Defendant filed a motion to suppress confession. The thrust of the motion was that defendant was not informed of his right as enumerated in Miranda prior to the custodial interrogation of defendant by Attorney Shonkwiler. A hearing was held on the motion and at the conclusion of said hearing the trial court ruled that the motion to suppress should be denied.

At trial, defendant renewed his objection concerning the inculpatory statement in question and the testimony relating thereto. The trial court again overruled defendant’s objection. Defendant was found guilty of forgery and theft. The trial judge erroneously entered judgment on both verdicts and sentenced defendant to an indeterminate term of 2 to 6 years.

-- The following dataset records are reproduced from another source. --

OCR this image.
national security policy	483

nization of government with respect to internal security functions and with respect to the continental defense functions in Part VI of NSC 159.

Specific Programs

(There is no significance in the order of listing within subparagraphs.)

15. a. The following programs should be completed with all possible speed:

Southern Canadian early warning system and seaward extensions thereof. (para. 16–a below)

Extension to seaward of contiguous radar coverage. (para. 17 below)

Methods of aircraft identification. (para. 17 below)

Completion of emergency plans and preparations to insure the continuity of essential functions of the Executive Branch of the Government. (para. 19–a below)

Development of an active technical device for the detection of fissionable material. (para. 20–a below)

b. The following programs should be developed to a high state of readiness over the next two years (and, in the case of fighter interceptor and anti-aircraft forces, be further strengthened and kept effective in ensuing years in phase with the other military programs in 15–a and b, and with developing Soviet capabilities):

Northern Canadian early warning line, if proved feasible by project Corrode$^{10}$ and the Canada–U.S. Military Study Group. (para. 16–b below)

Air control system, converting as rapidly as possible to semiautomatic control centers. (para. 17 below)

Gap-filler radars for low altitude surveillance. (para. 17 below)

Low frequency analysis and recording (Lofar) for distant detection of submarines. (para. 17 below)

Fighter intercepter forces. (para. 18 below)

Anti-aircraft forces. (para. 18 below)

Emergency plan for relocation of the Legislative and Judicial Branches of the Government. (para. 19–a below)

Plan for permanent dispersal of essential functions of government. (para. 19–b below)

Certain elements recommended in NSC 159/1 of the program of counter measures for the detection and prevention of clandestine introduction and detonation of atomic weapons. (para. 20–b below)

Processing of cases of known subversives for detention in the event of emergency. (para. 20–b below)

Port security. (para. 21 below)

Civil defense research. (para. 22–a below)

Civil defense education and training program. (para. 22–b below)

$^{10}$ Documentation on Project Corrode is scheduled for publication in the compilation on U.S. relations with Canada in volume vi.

The gravamen of this issue is whether the statements in question were the product of “custodial interrogation”. We find that they were.

In Miranda, custodial interrogation is defined as "questioning initiated by law enforcement officers after a person has been taken into custody or otherwise deprived of his freedom of action in any significant way.” (384 U.S. 436, 444.) First of all, it is clear that defendant was in custody within the meaning of Miranda. Secondly, we are of the opinion that Shonkwiler’s questions amounted to an interrogation initiated by law enforcement officers because he acted as a police instrumentality. We are aware of the general rule that in absence of compulsion or duress statements made by defendant to a private citizen are admissible in evidence without the necessity of first giving the Miranda warning to a defendant. The State contends that Shonkwiler was not a law-enforcement agent but rather a private citizen who happened to be the attorney representing the complaining witness. In People v. Hawkins, 53 Ill.2d 181, 290 N.E.2d 231, the court noted that statements which were elicited *451through the auspices of a private party who in effect was a police instru-: mentality must be suppressed if the Miranda warning was not administered.

Shonkwiler functioned as a conduit for information elicited from defendant and used by the authorities in the prosecution of defendant. From the outset, Shonkwiler’s interests were so integrated and closely-aligned with the authorities that his role in this case was adversary in nature and his conduct and questions directed at defendant were accusa-: tory in character. While there may not have been an official affiliation existing between Shonkwiler and the authorities, nevertheless, through their joint actions, an affiliation in fact arose. This is borne out by the record which reveals that Shonkwiler was present at the sheriff’s office immediately after defendant’s arrest prior to the time he was taken to the scene of the alleged crime; and he was present at the Victim’s residence where he conducted a lineup; and that it was Shonkwiler who interrogated the defendant in the presence of the complaining witness and the authorities, confronting him with incriminating evidence in an attempt to elicit damaging admissions from him.

We find that the trial court’s ruling on the motion to suppress was contrary to the manifest weight of evidence and should be reversed. (People v. Hawkins.) For the reasons herein stated, defendant’s judgment of conviction is reversed and this cause is remanded for further proceedings not inconsistent with the views herein expressed.

Judgment reversed and remanded with directions.

TRAPP, P. J., and SIMKINS, J., concur.